On this aspect, the Judge held that the case as to confusion was weak, with no evidence of confusion to speak of.
As regards the allegation that the advertisement was "contrary to honest commercial practices", there was little evidence of dishonesty and the court was unwilling to say that 3 was indulging in anything other than honest practices.
In the circumstances and particularly bearing in mind that if the advertisement was allowed to continue being screened, any damage caused would be small, the court held that the case in trademark infringement was either not really arguable or that there was an arguable defence.
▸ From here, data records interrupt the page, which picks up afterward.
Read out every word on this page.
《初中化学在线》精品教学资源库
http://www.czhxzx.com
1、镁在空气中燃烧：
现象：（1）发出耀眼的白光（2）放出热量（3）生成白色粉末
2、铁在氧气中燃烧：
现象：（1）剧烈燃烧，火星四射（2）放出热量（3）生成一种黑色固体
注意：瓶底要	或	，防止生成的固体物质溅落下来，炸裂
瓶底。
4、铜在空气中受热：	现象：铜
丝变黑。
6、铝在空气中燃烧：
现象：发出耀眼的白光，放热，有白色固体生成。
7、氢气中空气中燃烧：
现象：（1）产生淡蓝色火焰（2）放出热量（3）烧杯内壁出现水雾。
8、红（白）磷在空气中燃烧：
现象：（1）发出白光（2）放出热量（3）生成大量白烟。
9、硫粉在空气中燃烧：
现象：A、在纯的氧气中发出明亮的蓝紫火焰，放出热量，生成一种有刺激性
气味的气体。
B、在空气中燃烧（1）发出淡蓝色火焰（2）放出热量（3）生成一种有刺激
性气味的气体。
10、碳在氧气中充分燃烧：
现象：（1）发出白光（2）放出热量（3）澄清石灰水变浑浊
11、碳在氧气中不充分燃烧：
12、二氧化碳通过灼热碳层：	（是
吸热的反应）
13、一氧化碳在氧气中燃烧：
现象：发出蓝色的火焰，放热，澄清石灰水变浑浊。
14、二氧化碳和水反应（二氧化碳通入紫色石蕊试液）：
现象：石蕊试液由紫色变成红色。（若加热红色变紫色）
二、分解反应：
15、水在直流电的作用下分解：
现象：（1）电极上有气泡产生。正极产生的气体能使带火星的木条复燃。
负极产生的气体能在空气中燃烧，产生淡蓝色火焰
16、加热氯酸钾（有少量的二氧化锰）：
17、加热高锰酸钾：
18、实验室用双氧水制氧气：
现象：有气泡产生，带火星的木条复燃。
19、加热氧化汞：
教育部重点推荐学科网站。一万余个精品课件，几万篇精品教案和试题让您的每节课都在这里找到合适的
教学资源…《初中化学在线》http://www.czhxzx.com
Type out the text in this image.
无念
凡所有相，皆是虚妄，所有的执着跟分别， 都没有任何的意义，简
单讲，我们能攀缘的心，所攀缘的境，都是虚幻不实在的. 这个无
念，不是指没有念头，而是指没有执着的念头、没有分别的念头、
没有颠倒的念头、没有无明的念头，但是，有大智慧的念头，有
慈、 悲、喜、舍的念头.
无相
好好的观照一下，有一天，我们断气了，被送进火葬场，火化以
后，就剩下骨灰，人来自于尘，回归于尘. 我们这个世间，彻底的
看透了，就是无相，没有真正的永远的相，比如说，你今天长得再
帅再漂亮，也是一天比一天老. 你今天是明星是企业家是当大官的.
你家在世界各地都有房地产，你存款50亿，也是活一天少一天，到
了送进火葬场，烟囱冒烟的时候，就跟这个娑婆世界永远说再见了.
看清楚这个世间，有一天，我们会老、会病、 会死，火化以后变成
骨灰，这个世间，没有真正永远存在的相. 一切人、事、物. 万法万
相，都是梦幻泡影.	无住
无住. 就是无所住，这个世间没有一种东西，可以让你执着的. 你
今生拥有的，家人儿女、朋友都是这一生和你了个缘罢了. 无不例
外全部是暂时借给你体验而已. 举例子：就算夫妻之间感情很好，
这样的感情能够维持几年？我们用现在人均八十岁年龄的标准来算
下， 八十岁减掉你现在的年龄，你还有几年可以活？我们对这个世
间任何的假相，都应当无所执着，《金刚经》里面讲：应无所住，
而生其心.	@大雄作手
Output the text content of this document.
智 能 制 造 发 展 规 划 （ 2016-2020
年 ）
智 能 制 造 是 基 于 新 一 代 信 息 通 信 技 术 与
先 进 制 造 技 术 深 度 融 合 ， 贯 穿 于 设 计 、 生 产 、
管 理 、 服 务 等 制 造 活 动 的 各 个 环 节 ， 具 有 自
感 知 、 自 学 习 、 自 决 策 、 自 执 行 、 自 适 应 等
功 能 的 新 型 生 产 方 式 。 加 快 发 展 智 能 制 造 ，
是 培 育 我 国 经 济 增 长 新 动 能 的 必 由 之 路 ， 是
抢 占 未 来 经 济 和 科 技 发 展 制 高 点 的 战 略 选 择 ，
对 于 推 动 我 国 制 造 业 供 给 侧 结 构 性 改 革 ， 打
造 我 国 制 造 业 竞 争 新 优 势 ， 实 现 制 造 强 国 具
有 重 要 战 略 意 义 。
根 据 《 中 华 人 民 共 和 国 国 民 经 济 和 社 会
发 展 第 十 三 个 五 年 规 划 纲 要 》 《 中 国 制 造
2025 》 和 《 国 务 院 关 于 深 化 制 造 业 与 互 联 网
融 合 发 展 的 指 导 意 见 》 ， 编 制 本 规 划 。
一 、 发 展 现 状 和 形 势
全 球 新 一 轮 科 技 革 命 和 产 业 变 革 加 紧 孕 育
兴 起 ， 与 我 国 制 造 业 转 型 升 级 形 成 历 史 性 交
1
Accordingly the injunction application was refused.
Why this matters:
Yet again the courts have refused to grant an injunction on grounds of trademark infringement in a comparative advertising case, whilst similar advertising has met with a very different fate in front of the Advertising Standards Authority. A week before this case went to court, the ASA upheld all but one of nine complaints against 3 by 02 and T‑mobile, and it is quite clear that having to prove not only a "likelihood of confusion or association" but also "dishonest commercial practices" creates a very high barrier for any advertiser looking for court orders to stop its competitor carrying its branding in knocking copy.